For CAD we fail to observe this same phenomenon for incidence in Lifelines, but do observe this in case we interrogate prevalence (Figure 4). The prevalence in the low genetic risk group is 0.1% in the normal BMI (18.5-25) group and 1.2% in the high BMI (30+) group (Fisher exact test p-value: 8.9*10-3). The prevalence in the high genetic risk group is 1.9% in the normal BMI group and 14.4% in the high BMI group (Fisher exact test p-value: 1.6*10-18). The absolute difference in the high genetic risk group is thus 12.5% compared to only 1.1% in the low genetic risk group. We ascribe our failure to observe this difference for incidence to the low incidence numbers. Taken together, this supports the notion that those at high genetic risk for CAD also benefit more from weight control than those in the low genetic risk group, in terms of absolute risk reduction.
No significant interaction effects between PGS and other risk factors
In addition to the additive models, we have also created models including a multiplicative interaction term between BMI and PGS, but this term does not significantly contribute to the prediction of either T2D or CAD (Wald test p-value = 0.02).

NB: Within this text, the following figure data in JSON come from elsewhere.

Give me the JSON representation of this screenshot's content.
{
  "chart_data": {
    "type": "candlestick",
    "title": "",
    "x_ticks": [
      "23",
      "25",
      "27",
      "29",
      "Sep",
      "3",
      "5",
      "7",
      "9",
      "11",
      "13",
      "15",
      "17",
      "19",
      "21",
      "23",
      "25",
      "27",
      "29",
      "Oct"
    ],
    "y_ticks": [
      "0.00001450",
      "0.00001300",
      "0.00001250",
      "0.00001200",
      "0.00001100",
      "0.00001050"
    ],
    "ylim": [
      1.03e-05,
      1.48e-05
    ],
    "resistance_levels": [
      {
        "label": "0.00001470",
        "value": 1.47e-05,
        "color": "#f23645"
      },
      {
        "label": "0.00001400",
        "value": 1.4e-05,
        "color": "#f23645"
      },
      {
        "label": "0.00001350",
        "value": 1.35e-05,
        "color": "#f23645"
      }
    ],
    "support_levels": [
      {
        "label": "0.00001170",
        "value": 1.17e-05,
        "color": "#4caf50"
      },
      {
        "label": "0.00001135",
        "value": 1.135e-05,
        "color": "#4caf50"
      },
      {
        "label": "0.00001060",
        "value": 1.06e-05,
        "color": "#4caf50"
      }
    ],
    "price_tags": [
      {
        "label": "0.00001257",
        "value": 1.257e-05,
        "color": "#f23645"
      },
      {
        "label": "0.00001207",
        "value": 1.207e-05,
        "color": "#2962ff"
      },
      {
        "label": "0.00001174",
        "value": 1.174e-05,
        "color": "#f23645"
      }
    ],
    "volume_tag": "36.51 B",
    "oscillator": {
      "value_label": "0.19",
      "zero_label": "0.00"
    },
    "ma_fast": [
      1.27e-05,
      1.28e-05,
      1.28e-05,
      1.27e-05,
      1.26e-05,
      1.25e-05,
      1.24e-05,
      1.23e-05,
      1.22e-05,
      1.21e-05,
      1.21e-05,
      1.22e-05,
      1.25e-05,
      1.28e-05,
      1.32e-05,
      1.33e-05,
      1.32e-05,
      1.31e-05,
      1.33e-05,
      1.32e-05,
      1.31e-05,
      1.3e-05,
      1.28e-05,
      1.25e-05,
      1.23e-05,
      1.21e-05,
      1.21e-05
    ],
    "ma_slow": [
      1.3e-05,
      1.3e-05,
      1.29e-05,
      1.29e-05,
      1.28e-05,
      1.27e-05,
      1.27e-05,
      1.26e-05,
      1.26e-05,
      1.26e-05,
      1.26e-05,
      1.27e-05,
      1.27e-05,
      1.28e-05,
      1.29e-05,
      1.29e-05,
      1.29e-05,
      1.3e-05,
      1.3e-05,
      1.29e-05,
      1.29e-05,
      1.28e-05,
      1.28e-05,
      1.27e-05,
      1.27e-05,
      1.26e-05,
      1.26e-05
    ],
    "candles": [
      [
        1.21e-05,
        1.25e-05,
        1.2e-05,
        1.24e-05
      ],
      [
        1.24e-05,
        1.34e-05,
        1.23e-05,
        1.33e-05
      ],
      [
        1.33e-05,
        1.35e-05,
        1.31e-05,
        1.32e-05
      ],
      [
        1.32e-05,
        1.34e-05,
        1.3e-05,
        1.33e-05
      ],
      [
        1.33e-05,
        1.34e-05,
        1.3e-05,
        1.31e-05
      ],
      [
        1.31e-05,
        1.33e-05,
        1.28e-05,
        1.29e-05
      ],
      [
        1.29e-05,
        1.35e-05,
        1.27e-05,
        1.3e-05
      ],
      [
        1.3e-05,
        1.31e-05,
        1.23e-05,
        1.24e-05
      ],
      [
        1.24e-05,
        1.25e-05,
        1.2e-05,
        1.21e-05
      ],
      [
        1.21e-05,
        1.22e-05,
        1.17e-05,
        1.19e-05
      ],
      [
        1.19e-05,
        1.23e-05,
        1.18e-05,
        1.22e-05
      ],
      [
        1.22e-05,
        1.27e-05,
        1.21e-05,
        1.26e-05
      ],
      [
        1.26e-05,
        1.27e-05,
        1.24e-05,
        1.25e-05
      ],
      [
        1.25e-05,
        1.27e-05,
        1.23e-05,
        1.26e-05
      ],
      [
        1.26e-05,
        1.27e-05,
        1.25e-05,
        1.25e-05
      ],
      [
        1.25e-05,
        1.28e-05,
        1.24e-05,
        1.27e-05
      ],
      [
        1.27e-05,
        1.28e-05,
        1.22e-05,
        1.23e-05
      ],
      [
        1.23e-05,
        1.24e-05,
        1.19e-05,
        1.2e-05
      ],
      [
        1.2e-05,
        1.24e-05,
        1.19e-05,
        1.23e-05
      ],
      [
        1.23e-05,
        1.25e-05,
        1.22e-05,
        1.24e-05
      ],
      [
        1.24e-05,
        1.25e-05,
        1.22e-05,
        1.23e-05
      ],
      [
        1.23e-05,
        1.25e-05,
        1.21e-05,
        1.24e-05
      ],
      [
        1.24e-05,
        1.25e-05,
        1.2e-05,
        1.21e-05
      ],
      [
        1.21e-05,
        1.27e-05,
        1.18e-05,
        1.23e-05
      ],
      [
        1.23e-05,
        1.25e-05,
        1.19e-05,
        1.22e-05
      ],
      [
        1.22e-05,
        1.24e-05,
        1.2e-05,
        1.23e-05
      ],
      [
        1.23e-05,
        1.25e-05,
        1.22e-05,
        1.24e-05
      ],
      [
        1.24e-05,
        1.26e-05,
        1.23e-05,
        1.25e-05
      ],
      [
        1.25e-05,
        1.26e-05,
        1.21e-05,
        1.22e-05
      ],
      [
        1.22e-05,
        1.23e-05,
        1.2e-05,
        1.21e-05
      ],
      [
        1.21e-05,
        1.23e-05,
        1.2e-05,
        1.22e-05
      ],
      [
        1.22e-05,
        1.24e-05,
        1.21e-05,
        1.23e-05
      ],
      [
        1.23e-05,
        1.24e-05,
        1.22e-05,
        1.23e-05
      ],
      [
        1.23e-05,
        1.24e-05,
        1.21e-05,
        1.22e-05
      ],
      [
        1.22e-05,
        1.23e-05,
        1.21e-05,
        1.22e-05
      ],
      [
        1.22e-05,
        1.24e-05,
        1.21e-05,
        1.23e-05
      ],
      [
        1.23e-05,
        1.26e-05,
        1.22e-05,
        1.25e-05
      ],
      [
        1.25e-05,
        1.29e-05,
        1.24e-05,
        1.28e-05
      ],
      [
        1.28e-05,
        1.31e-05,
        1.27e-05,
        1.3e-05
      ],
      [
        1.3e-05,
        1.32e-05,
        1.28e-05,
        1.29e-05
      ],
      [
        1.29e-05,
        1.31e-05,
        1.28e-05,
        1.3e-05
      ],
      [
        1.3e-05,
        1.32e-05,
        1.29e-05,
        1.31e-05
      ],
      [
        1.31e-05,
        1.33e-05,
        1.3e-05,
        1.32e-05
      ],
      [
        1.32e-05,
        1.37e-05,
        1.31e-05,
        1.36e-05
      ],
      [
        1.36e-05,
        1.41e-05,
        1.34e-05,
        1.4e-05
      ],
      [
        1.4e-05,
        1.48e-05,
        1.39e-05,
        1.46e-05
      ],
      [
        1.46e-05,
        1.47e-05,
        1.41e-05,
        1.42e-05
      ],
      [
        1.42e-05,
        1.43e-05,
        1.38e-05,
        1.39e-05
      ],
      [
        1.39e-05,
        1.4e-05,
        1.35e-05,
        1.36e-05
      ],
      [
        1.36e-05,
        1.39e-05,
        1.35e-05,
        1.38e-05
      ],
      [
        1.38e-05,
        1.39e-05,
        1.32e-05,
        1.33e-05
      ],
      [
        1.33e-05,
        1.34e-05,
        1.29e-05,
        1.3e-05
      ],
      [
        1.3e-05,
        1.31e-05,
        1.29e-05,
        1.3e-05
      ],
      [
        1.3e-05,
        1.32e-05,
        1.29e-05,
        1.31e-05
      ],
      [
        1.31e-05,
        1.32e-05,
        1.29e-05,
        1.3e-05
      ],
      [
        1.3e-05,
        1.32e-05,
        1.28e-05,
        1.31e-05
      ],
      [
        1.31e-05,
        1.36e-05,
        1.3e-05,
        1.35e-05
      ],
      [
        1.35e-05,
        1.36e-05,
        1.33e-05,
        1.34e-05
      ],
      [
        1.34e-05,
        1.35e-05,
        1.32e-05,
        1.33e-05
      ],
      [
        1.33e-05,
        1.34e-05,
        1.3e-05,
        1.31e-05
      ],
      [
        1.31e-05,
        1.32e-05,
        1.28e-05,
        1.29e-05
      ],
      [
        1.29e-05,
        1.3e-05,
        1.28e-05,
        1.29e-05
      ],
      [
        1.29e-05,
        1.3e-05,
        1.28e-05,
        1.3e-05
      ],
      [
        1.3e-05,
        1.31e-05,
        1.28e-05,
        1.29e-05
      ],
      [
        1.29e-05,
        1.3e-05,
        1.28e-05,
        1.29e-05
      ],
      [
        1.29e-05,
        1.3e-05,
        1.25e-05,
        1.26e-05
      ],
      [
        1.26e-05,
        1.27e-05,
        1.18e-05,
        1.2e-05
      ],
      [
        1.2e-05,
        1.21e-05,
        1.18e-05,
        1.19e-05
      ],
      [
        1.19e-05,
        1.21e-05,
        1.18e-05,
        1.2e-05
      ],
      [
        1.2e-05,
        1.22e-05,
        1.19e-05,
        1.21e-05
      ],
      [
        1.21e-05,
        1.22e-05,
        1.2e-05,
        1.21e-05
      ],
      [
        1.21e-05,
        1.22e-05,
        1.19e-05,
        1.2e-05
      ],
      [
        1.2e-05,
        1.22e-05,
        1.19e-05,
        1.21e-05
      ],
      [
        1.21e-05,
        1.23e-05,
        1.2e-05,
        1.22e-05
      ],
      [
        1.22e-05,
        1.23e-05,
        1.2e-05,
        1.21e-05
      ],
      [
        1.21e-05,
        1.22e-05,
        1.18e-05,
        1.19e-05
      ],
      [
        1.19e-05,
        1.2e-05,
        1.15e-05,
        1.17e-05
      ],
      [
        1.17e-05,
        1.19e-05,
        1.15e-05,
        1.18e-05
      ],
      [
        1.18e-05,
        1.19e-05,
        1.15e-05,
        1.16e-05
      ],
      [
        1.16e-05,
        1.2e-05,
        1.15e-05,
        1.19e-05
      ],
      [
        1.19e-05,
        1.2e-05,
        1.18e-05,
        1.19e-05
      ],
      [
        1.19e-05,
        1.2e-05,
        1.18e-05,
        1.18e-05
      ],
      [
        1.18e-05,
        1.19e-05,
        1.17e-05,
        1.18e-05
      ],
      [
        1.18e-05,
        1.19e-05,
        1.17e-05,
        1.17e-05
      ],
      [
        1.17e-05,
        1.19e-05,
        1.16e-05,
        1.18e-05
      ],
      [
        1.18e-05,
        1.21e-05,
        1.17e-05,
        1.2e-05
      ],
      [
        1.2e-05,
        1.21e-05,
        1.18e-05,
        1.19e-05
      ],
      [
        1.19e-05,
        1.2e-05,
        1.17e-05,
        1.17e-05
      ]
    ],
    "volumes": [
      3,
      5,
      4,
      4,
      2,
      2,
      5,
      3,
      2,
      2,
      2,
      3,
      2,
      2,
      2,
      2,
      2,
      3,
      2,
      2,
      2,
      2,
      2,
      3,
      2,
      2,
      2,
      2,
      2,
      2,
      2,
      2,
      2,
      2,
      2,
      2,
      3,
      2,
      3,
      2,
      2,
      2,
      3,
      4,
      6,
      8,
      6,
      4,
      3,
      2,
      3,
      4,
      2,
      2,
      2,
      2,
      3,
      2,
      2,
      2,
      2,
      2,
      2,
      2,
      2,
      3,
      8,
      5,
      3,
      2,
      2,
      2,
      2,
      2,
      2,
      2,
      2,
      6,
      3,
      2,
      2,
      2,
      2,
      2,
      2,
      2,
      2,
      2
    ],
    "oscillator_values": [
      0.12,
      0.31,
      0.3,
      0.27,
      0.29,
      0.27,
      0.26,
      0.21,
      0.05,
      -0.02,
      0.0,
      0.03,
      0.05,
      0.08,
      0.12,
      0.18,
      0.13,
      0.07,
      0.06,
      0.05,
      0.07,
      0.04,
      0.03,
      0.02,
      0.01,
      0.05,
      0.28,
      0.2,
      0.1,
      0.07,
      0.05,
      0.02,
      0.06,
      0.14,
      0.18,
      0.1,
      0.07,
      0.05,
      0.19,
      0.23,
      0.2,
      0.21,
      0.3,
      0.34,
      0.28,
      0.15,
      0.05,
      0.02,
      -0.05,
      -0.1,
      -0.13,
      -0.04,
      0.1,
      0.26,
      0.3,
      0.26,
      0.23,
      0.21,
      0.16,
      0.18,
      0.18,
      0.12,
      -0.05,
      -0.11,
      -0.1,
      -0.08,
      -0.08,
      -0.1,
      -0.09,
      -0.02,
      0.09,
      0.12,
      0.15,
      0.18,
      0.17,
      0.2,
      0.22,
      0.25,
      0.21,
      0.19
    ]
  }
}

Indeed, when we apply the model with this multiplicative term to the Lifelines data, we observe that the predictive power of both models is similar, as evident from the similar AUROCS when comparing the models including the interaction term BMIxPGS and excluding the term. This is the case for both predicting prevalence and in case of predicting incidence. We observe that the AUROC model predicting prevalence is 0.893 (95 CI: 0.883-0.903) compared to 0.894 (95 CI: 0.884-0.903) without the multiplicative term and for incidence this is 0.812 (95 CI: 0.784-0.840) compared to 0.810 (95 CI: 0.782-0.839). In terms of prevalence ratio in the highest decile also no difference is observed. We do note that, although we do not observe these interactions to be significant, they may still exist but require larger sample sizes to detect, as large sample sizes are a known requirement for detecting interaction effects 29.